The Glass Menagerie

by John Stoltenberg

What’s the best way to stage a modern classic that is both reverential and revelatory? How does one mount a production that is respectful of the author’s intent yet freshly insightful? How can a production that is both faithful to the text and plentiful with pleasant original surprise seem a coherent vision, a seamless whole?

The rewarding answers to all those questions can be found on stage right now in Director Mark Ramont’s beautiful and expressive new interpretation of  The Glass Menagerie at Ford’s Theatre.

The most immediately dramatic evidence of Ramont’s sensitively innovative approach is what we see before the play starts: Projected onto a white scrim pulled across the proscenium is a montage of clips from 1930s films and movie previews. Barely perceptible under the buzz and stumble of other theatergoers finding their seats is a mashup of these movies’ soundtracks. Are we in a cinema? Seems so. Or maybe a faded memory of one, for far left and right are huge piles of broken old movie theater seats that seem to bracket the stage with obsolescence.

Then gradually—on an old-fashioned living room set dimly lit in the center—we become aware that there’s a figure sitting in a wing chair facing upstage watching the same screen we’re seeing and smoking a cigarette. The play proper hasn’t begun, not a word of Tennessee Williams’ lovely language has been spoken, yet we are already immersed in the world of the character Williams wrote as its narrator, Tom, the lowly shipping clerk who aspires to be a poet. As we will soon learn, Tom—to avoid his mother Amanda, whose spirited presence he experiences as stultifying, and to escape into an imaginary world of adventure—goes out alone every night to the movies.

In one incandescent stroke of stagecraft, The Glass Menagerie has come alive in a whole new way.

The rest of the production follows suit. Moment after moment, we see Williams’ classic 1930s memory play not as a museum piece but refreshed in true tribute. For instance, Jim, the Gentleman Caller, appears in half light during Tom’s introductory monolog, so we already have a picture of him long before his entrance. And later, as his high school triumphs are recounted, we see black-and-white footage of his athletic prowess and charisma that makes the character’s backstory vivid in our minds. Laura, Tom’s painfully shy sister, appears onscreen as well—a picture of a possibility that never comes to pass and a vision of a hope that gets dashed.

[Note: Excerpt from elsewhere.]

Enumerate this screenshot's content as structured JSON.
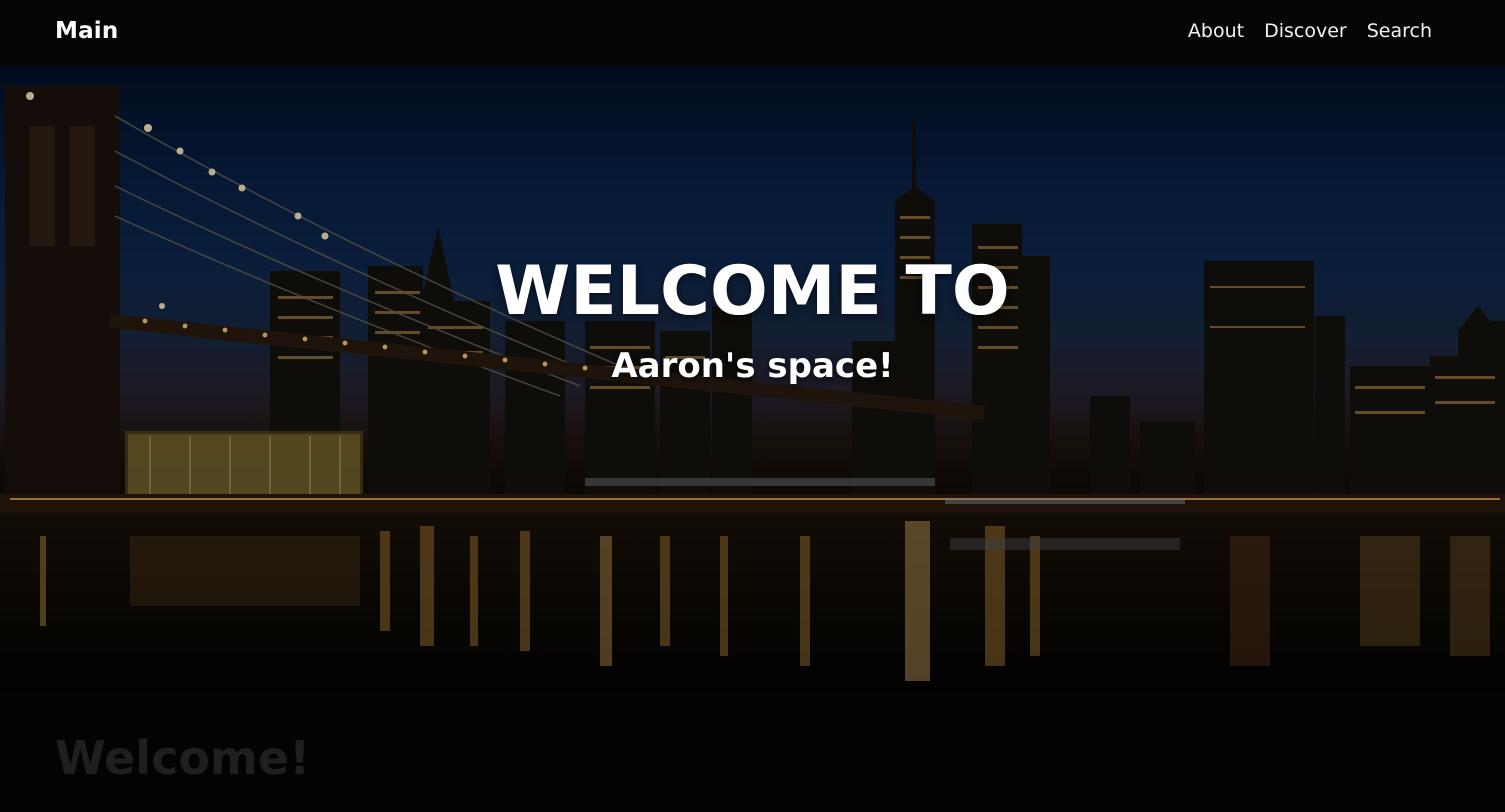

In the scene near the end between Jim and Laura, the script has him asking her to dance with him. She demurs at first then awkwardly does so in a passage that as written lasts but a dozen lines of dialog. In Ramont’s production the lighting shifts and the music swells and they do a stunningly balletic pas de deux that suddenly sweeps us into all that Laura wishes for and all that her mother wants for her: true love with a man who loves her in return, her body wholly abled, her shyness become ebullience, her future secure. All of that wishing and wanting is in the text, but in that moment in this wonderful new production we get to experience it visually and viscerally.

Does the play itself stand the test of time? Well, yes and no. It is a period piece to be sure—and the Ford’s Theatre production showcases it lovingly. The sense in which it is a memory play has been heightened gloriously through scenic, sound, and cinematic effects. The resources of Ford’s Theatre could not have been expended on this masterpiece for more wow.

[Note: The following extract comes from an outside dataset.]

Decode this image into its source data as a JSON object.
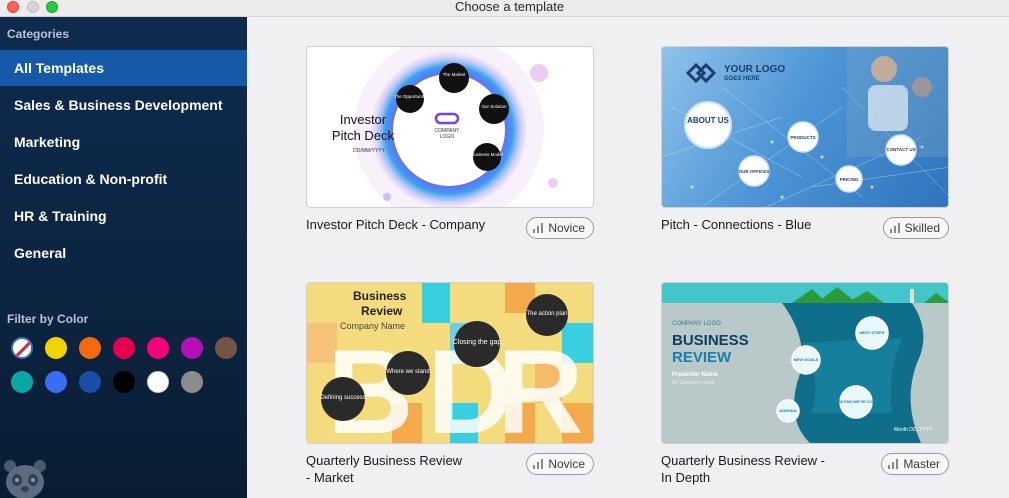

But what now seems dated is the play’s plot engine: the fact that Laura, who on account of being “crippled,” is so excruciatingly introverted that she flees business school, making her mother Amanda obsessive in her quest to snare Laura a man who will ensure her financial future. So much has changed that would have made Laura’s life entirely different today: The disability rights movement, which helped open doors through the ADA that were shut tight in the 1930s. The women’s movement, which helped give young women a  shot at financial independence as a Ms., not a Mrs. For gosh sakes even the airily aspirational human-potential movement, which now offers self-help courses and support groups of all sorts.

Williams’ script bluntly acknowledges the economic hardships of the era The Glass Menagerie is set in. And he foresees our individualistic pick-yourself-up-from-your-funk future when he has Jim urge Laura to take the public-speaking class he’s in. But Jim’s touching presumption that what works for him as a man will work just as well for Laura is unexamined. In the precious world of Laura’s glass animal collection, there is no glimmer of the transformative sexual politics to come.

Ford’s Theatre presents a Glass Menagerie that is a memory play most profoundly in the sense that it reminds us of a yesterday that is gone but should not be forgotten—a time when young women like Laura were destined for destitution if they did not marry. For anyone who knows the play (or who doesn’t yet), the Ford’s Theatre production is not to be missed. It is a brilliant, almost textbook example of how to lift a vintage script from the assigned-reading list and breathe brand-new life into it for today.